Tom Sosnoff's Trading Mechanics: Executing and Adjusting Options Trades
Order Entry and Execution
Tom Sosnoff emphasizes efficient order entry. He uses limit orders for all option trades. Market orders guarantee execution but not price. Limit orders guarantee price but not execution. He prioritizes price over immediate execution. He places orders at the mid-price. He adjusts the limit price by a penny or two if the order does not fill. He avoids chasing prices. He understands the bid-ask spread. He seeks to fill orders as close to the mid-price as possible. For multi-leg strategies like spreads, he places them as single complex orders. This ensures all legs execute simultaneously. This avoids leg risk. He checks order confirmations carefully. He verifies strike prices, expiration dates, and quantities.
Trade Adjustments and Management
Sosnoff actively manages his trades. He does not set and forget. He monitors positions constantly. He adjusts trades when they move against him. He rolls losing positions. Rolling involves closing the existing position and opening a new one. He typically rolls out in time. This provides more time for the trade to recover. He might also roll to a different strike price. He aims to collect additional credit when rolling. This lowers the cost basis of the trade. For a short put spread moving against him, he might roll the entire spread down and out. This means selling a lower put spread with a later expiration. He often rolls for a credit equal to at least one-third of the spread width. He defines specific adjustment triggers. If a short option's delta doubles, he considers an adjustment. If the underlying moves significantly past a short strike, he adjusts. He avoids panic adjustments. He makes calculated decisions. He uses defined rules for adjustments. He does not rely on emotion.
Profit Taking and Capital Allocation
Sosnoff takes profits early. He typically closes winning trades at 50% of maximum profit. For example, if he sells an iron condor for a $1.00 credit, he closes it when the value drops to $0.50. This reduces risk. It frees up capital. It ensures consistent small gains. He does not let winners turn into losers. He never waits for 100% profit. This is inefficient capital usage. He redeploys capital quickly. He seeks new high-probability trades. He maintains a diversified portfolio of trades. He avoids over-concentration in any single trade. He manages capital at risk across the entire portfolio. He allocates a small percentage of capital to each trade. This protects the overall account from any single trade's failure.
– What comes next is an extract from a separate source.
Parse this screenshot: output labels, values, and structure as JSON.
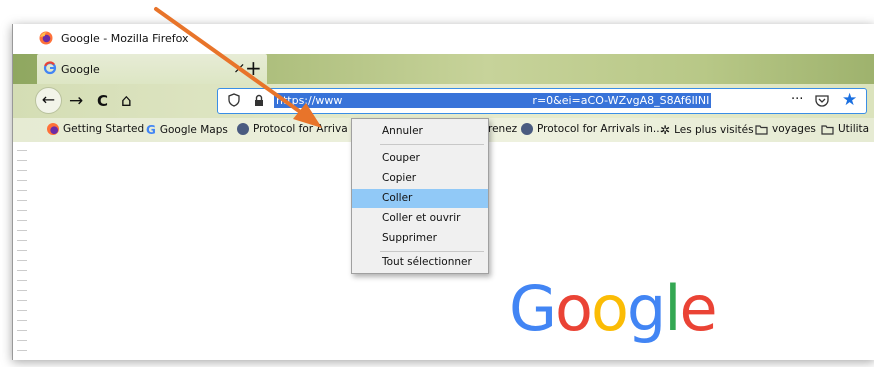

Monitoring Implied Volatility and Theta
He constantly monitors implied volatility (IV). He prefers to sell options when IV is high. He buys to close options when IV has fallen. This captures the volatility crush. He understands theta. Theta represents time decay. He positions his trades to benefit from theta. Short options decay faster as expiration approaches. He benefits from this decay. He often targets options with 30-60 days to expiration. This provides good theta decay. He avoids trading options with very short expirations. These have unpredictable price movements. He also avoids options with very long expirations. These have slow theta decay.
Platform Usage and Tools
Sosnoff utilizes advanced trading platforms. He uses platforms that provide robust analytics. He needs clear displays of probability of profit. He needs real-time implied volatility data. He uses tools for scanning and filtering options. He looks for specific IV Ranks. He uses tools for backtesting strategies. He understands the importance of technology. He leverages it for efficient analysis and execution. He does not rely on gut feelings. He relies on data-driven insights. He uses paper trading for testing new ideas. He refines strategies before deploying real capital. He uses watchlists for monitoring potential trades. He sets alerts for price levels and volatility changes.
Record Keeping and Analysis
Sosnoff maintains meticulous trading records. He logs every trade. He records entry price, exit price, strategy, and underlying. He notes the implied volatility at entry and exit. He tracks probability of profit. He analyzes his performance regularly. He identifies successful strategies. He pinpoints areas for improvement. He measures win rate and average profit/loss. He calculates his return on capital. He understands that consistent analysis leads to better decision-making. He uses data to refine his statistical edge. He treats trading as a business. He applies business principles to his trading activities.